As I learned while researching this nib, music nibs are designed to hit the page more vertically than standard nibs, and at approximately a 90 degree angle. Picture your normal fountain pen writing grip where the nib hits the page at around a 45 degree angle. Rotate the pen in your hand counterclockwise (if you are a righty) until the nib hits the page at a 90 degree angle. Then move the barrel into a more vertical position instead of laid back as you would normally. Now become Mozart!

Side view

Side view

Once I realized this, well after my handwritten review mind you, all I could think of is isn't this what an architect grind is supposed to accomplish, without all of the angle adjustments? Wide horizontal strokes, thinner vertical strokes. Seems like it would do the trick. The thing is, no one uses a music nib for its named use these days anyway.

Bottom view

Bottom view

What the modern age of music nibs brings to the table is a thick, luscious line, perfect for large, sweeping writing. Big block lettering, cursive flourishes, and fancy styling. That's what this music nib is good at. Think of it as a chisel tip marker in a fountain pen nib. Go big or go home.

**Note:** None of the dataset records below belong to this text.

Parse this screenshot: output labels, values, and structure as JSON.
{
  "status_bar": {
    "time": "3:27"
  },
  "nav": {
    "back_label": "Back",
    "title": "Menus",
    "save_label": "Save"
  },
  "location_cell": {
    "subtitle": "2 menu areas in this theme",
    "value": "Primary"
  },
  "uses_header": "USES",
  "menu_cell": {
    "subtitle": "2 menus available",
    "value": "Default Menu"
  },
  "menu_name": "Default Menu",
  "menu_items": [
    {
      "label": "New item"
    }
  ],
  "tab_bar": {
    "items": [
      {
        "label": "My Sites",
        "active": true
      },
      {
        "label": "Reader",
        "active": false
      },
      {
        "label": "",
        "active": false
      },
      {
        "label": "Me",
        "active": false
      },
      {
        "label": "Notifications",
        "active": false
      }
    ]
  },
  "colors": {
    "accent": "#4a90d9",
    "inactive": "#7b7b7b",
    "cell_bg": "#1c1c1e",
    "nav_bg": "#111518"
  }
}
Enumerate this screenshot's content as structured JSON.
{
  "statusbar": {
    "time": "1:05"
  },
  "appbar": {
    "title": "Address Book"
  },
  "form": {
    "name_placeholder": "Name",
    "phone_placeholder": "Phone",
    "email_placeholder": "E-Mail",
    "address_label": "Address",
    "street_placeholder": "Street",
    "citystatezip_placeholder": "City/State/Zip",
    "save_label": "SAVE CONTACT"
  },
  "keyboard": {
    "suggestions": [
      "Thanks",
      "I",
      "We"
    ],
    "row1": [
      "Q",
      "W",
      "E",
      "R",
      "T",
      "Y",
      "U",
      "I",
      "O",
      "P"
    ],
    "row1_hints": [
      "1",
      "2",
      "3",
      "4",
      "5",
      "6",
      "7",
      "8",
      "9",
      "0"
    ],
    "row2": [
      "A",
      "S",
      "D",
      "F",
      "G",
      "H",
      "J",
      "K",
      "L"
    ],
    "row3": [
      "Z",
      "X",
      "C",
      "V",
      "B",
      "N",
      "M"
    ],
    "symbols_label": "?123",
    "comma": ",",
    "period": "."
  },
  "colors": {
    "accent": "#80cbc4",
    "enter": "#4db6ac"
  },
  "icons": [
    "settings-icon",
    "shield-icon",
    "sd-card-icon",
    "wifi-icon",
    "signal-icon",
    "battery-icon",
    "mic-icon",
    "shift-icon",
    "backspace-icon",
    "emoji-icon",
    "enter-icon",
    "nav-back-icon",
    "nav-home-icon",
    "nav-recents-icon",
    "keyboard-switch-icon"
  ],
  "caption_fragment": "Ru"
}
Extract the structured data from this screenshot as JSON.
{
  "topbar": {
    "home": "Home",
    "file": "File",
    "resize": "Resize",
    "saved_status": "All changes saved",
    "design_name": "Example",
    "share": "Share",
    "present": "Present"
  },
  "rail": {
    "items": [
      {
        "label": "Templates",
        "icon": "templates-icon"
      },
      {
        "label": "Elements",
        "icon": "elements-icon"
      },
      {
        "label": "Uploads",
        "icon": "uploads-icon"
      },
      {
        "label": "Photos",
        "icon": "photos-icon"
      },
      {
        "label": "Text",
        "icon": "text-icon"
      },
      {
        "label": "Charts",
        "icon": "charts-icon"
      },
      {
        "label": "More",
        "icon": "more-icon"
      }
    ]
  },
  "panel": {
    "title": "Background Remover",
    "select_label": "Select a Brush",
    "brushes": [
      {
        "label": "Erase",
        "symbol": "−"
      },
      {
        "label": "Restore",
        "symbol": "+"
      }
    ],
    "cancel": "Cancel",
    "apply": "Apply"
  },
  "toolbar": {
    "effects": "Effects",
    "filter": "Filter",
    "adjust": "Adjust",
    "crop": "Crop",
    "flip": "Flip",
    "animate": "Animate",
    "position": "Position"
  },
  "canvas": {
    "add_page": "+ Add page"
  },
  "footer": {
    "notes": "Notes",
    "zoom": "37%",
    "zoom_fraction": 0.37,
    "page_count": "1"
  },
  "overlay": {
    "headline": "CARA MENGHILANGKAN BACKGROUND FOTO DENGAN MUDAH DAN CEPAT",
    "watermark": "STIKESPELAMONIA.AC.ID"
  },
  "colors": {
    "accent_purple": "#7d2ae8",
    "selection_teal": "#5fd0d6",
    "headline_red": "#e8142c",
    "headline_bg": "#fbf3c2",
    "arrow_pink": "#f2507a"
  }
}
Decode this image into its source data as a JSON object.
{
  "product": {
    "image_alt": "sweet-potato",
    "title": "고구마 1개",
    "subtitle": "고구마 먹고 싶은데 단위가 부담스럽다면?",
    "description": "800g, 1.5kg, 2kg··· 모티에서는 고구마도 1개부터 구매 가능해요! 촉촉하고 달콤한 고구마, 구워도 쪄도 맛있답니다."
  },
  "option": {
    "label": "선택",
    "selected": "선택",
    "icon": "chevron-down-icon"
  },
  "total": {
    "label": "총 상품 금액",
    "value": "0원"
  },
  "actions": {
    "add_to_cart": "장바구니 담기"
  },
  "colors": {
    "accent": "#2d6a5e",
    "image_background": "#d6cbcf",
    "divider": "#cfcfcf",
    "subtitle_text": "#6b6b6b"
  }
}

As I worked my way through this review my early prediction came true. It really is all about the nib. Sailor's 1911 barrel is excellent in its own right, with black, rounded ends set off by strongly colored resin barrels. I'm not a gold furniture guy but it's hard to argue how sharp these pens look.

Your writing style and planned use is the determining factor in purchasing a pen with a music nib. I've seen some amazing work with nibs like the one found in this Sailor. It's not a daily writer for me, but if I want to put some ink down on the page this is the way to go.

My thanks to Goldspot Pens for loaning me this pen for review. It will be heading back to its rightful home later this week, and I wish it safe travels!

Posted on May 18, 2015 and filed under Fountain Pens, Pen Reviews, Sailor, Music Nib.